F for fail on disruptive classrooms report
The Australian Education Union says the interim report of the Senate Inquiry into increasing disruption in Australian school classrooms has failed to capture and address the complex issues that impact on teaching and learning in schools.
Federal president Correna Haythorpe said the report ignores the impact that the deeply entrenched and significant underfunding of billions of dollars every year has on public schools.
“The report frames behaviour as a problem for teachers in a simplistic manner by focussing on student discipline and narrow one size fits all approaches. It fails to address the fundamental issues that can lead to disruption such as the lack of individual support for students, lack of specialist support staff or learning programs and increasingly large class sizes in our schools.
“The report acknowledges that the causes of classroom disruption are complex and multifaceted but ignores the ongoing $6.5 billion shortfall that stops schools from hiring the additional teachers, providing mentors and specialist support required to help teachers address the increasing complexity of student needs.
“Further, the AEU rejects the one-size-fits-all approaches such as explicit instruction methods and changing class-room setups. This will not fix the huge funding hole that public schools have been dealing with for over a decade, nor should politicians be telling teachers how to teach.
“Highly effective teachers use a range of teaching strategies to engage and challenge students, meet their learning needs and assess and monitor their progress. The priority should be delivering the resources, time and support that teachers need to meet the individual needs of each student rather than retrograde changes that de-skill teachers and attempt to standardise teaching and learning. That is a recipe for worsening behaviour not improving it.

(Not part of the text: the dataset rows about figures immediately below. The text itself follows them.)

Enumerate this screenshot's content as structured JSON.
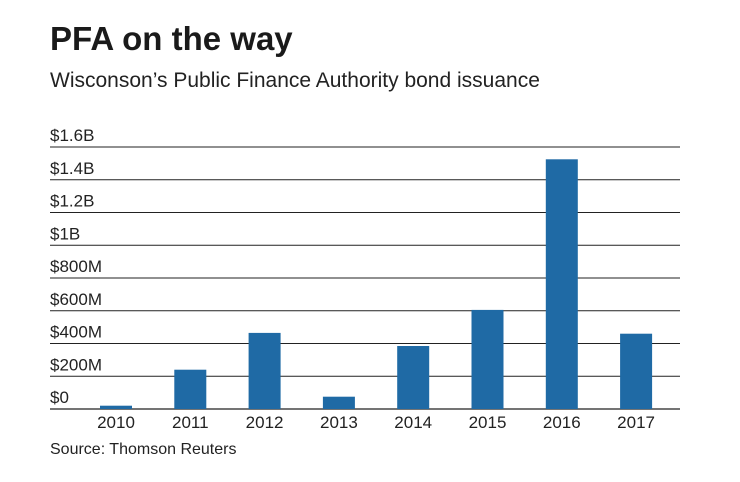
{
  "header": {
    "title": "PFA on the way",
    "subtitle": "Wisconson’s Public Finance Authority bond issuance"
  },
  "footer": {
    "source": "Source: Thomson Reuters"
  },
  "colors": {
    "bar": "#1f6aa5",
    "grid": "#222222",
    "text": "#222222"
  },
  "chart_data": {
    "type": "bar",
    "title": "PFA on the way",
    "subtitle": "Wisconson’s Public Finance Authority bond issuance",
    "xlabel": "",
    "ylabel": "",
    "categories": [
      "2010",
      "2011",
      "2012",
      "2013",
      "2014",
      "2015",
      "2016",
      "2017"
    ],
    "series": [
      {
        "name": "Bond issuance",
        "values": [
          20000000,
          240000000,
          465000000,
          75000000,
          385000000,
          605000000,
          1525000000,
          460000000
        ]
      }
    ],
    "ylim": [
      0,
      1600000000
    ],
    "yticks": [
      {
        "value": 0,
        "label": "$0"
      },
      {
        "value": 200000000,
        "label": "$200M"
      },
      {
        "value": 400000000,
        "label": "$400M"
      },
      {
        "value": 600000000,
        "label": "$600M"
      },
      {
        "value": 800000000,
        "label": "$800M"
      },
      {
        "value": 1000000000,
        "label": "$1B"
      },
      {
        "value": 1200000000,
        "label": "$1.2B"
      },
      {
        "value": 1400000000,
        "label": "$1.4B"
      },
      {
        "value": 1600000000,
        "label": "$1.6B"
      }
    ],
    "grid": true,
    "legend": "none",
    "source": "Source: Thomson Reuters"
  }
}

“The report cites figures that show public schools do not have the funds to support all students with disabilities but fails to propose an increase in funds that might help address this.
“The teaching profession has identified what is needed - more teachers with more time to support students, more specialist support staff to help students with complex needs and smaller class sizes, that is what will positively impact classroom behaviour and improve learning.

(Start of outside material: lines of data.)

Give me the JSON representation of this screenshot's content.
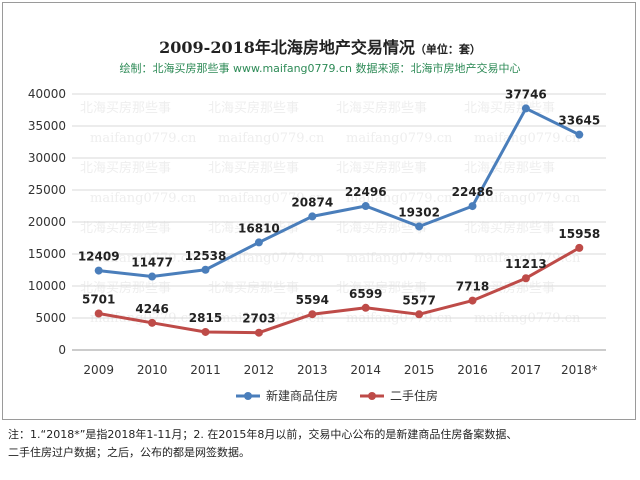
{
  "title_main": "2009-2018年北海房地产交易情况",
  "title_unit": "（单位：套）",
  "subtitle": "绘制：北海买房那些事  www.maifang0779.cn   数据来源：北海市房地产交易中心",
  "watermark": [
    "北海买房那些事",
    "maifang0779.cn"
  ],
  "note_line1": "注：1.“2018*”是指2018年1-11月；2. 在2015年8月以前，交易中心公布的是新建商品住房备案数据、",
  "note_line2": "二手住房过户数据；之后，公布的都是网签数据。",
  "colors": {
    "series1": "#4a7ebb",
    "series2": "#be4b48",
    "grid": "#d9d9d9",
    "watermark": "#eeeeee"
  },
  "chart_data": {
    "type": "line",
    "categories": [
      "2009",
      "2010",
      "2011",
      "2012",
      "2013",
      "2014",
      "2015",
      "2016",
      "2017",
      "2018*"
    ],
    "yticks": [
      "0",
      "5000",
      "10000",
      "15000",
      "20000",
      "25000",
      "30000",
      "35000",
      "40000"
    ],
    "ylim": [
      0,
      40000
    ],
    "grid": true,
    "legend_position": "bottom",
    "series": [
      {
        "name": "新建商品住房",
        "values": [
          12409,
          11477,
          12538,
          16810,
          20874,
          22496,
          19302,
          22486,
          37746,
          33645
        ]
      },
      {
        "name": "二手住房",
        "values": [
          5701,
          4246,
          2815,
          2703,
          5594,
          6599,
          5577,
          7718,
          11213,
          15958
        ]
      }
    ]
  }
}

“Public schools cater for the vast majority of students from disadvantaged backgrounds and yet public schools are denied the minimum level of funding needed to address this disadvantage.

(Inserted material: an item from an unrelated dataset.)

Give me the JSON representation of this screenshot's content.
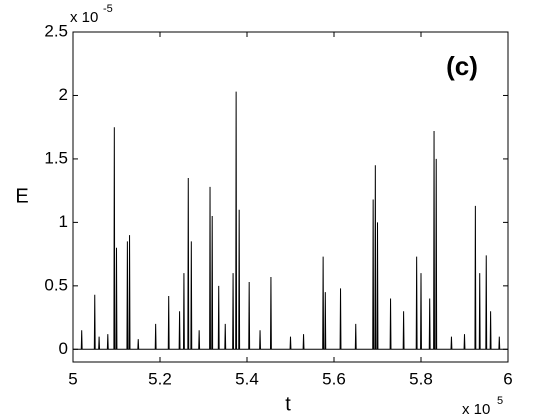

“Only 1.3% of public schools are funded at the Schooling Resource Standard – the minimum amount governments agreed a decade ago was necessary to meet the needs of all students.
“Principals, teachers and education support personnel are delivering a great education for students in Australia’s public schools, but they are being asked to do too much with too little. Governments must provide the teaching profession with the essential resources and optimal learning environments required to deliver a high-quality education for all.”